Using Horner's method to evaluate the polynomials is probably suboptimal because it introduces dependencies and eliminates instruction-level parallelism. It might be worth trying Estrin's method instead (if the compiler does not rewrite them already).
Actually, there is quite a bit of available ILP in the forms that use division - as high as four insns. The numerator and denominator can be evaluated in parallel, and the coefficient loads can be interleaved with the FMAs to hide some of their latency.
That said, with such a low variation in the timings I wonder if some other overhead was dominating the costs. For example, floating-point division is typically much slower than either addition or multiplication. According to Agner Fog, div is 2-4x slower in latency than add and mul while completely hogging the pipeline.
I have tried the code posted at the end of the article and it gives wildly incorrect results for input values in range of [ 0.5 , 1.5 ). Also for output, starting with multiplies of 4, values suddenly diverge and then start to converge towards correct value until the next multiple.
Did I forget to do something with the result or is there a bug?
No mention of Padé approximants? I'd just use a Chebyshev approximation transformed into a Padé approximation, then perturb the coefficients to optimize maximum error.
For values far from 1, log_2 will be dominated by the integer portion, which IEEE FP representation gives you for free, so it's not surprising that outputs eventually look right. I think the problem is that the approximation works with (x - 1), but only the "significand >= 1.5" branch subtracts that offset. Really, if you need speed, I'd probably start with an approximation over [1, 2)...
Re-implementation in SBCL:
CL-USER> (defun approx (x)
(let ((o (1- x)))
(values (/ (+ (* o o 0.338953) (* o 2.198599)) (+ o 1.523692))
(log x 2.0))))
CL-USER> (loop for x from 0.70 upto 1.51 by 0.1
do (format t "~,3F: ~{~F ~F~}~%" x (multiple-value-list (approx x))))
0.700: -0.51407874 -0.5145732
0.800: -0.32194924 -0.32192805
0.900: -0.15204856 -0.15200303
1.000: 0.0 0.0
1.100: 0.13749498 0.13750356
1.200: 0.26296926 0.26303446
1.300: 0.3784003 0.37851173
1.400: 0.48535433 0.48542693
1.500: 0.585088 0.5849626
in [part I](http://www.ebaytechblog.com/2015/05/01/fast-approximate-loga...) the author argues against using [1,2) because it causes large relative error near x=1 (since log x = 0 there). I would disagree (why would you ever care about relative error in a logarithm -- IMHO absolute error makes much more sense... unless for some crazy reason you're dividing by log x near x=1) but that's his argument.
I copy pasted the code and ran a unit test, which it failed to pass.

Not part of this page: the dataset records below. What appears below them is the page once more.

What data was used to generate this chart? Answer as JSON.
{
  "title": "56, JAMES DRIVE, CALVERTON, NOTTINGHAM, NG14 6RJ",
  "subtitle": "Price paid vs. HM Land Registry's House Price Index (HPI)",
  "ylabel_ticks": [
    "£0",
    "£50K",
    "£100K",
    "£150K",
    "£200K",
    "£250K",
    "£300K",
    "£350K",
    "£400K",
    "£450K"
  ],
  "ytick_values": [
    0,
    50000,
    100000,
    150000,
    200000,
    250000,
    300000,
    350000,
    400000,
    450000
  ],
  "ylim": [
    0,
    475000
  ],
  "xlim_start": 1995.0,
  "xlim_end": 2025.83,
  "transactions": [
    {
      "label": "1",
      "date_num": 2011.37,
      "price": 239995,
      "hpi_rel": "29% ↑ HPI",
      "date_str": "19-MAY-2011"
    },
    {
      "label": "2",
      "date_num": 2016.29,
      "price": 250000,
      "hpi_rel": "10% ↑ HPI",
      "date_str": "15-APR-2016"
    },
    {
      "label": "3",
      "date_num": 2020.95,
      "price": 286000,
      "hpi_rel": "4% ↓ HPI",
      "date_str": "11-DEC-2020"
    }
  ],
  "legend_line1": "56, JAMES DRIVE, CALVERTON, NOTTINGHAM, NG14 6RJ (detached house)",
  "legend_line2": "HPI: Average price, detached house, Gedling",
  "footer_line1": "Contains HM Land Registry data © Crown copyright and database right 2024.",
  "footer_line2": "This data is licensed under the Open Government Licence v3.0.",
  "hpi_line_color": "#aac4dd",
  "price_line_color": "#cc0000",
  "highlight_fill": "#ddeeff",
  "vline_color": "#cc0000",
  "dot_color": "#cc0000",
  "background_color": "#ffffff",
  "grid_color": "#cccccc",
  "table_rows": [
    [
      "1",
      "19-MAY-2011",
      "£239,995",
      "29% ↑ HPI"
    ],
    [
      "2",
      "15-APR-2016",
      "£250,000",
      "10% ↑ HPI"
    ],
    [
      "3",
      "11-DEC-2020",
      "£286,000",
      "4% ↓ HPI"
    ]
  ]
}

Inputs are a positive floats and the outputs are compared to the results of log2f, then the average error is calculated, which was way off.
Did you try to compare results of input values between 0.5 and 1.5 to the library log2f function?
Just for fun I bench marked the function found at the end of the post, disregarding accuracy for the moment.
If you call this function on a single value at a time, the MSFT log function will take twice as long to generate a full accuracy properly handled result.
If you call this function over an array of data, for instance, iterating over an array of floats to perform the log function on each value in the array, (this is typically done as it allows you to take advantage of SIMD CPU instructions), Visual Studio will actually replace your for loop (with standard log function) with a vectorized version of the log function at around an array of 16 floats in length giving you a full accuracy log function for about 1/2 the speed of this function for array lengths of 16 to upwards of 4.5 times faster for array lengths of 64k in length. Intel's comparable 11 bit precision vectorized log function performs about 6 times faster at lengths of 64k or longer.
Simply reorganizing your data could lead to incredible improvements.
*Tested on an Intel 4770 CPU, forcing single threaded execution, using CPU clock cycles as a timer, averaged over ~1 minute of execution time. Intel library cost is a couple hours of developert time. Input was uniformly distributed over a range of 1.0e-6 to 1.0e6.
> Intel's comparable 11 bit precision vectorized log function performs about 6 times faster at lengths of 64k or longer.
The issue is probably the division in the approximation. Agner Fog says even Sandy Bridge doesn't pipeline FP (or integer) divisions, which take from 10 to 14 cycles (less than two add/mul pairs). If the goal is to minimise latency for a small number of values, a lower order rational approximation might be preferable to a higher order polynomial; however, when we want throughput, add/mul pipeline better.
I've always wondered what the remaining opportunities for techniques like these are on modern processors. I'd guess if you took a long look at the x86-64 instruction set you might be able to figure some nifty things out.
The reverse question is if all the silicon needed to implement these advanced instructions is holding back clock speeds significantly, in which case we might be better off moving to something RISC and pushing core count and clock speed.
Log functions can be called heavily in the machine learning algorithms used for making recommendations and automatically categorizing items. I'd presume this is Ebay's use case.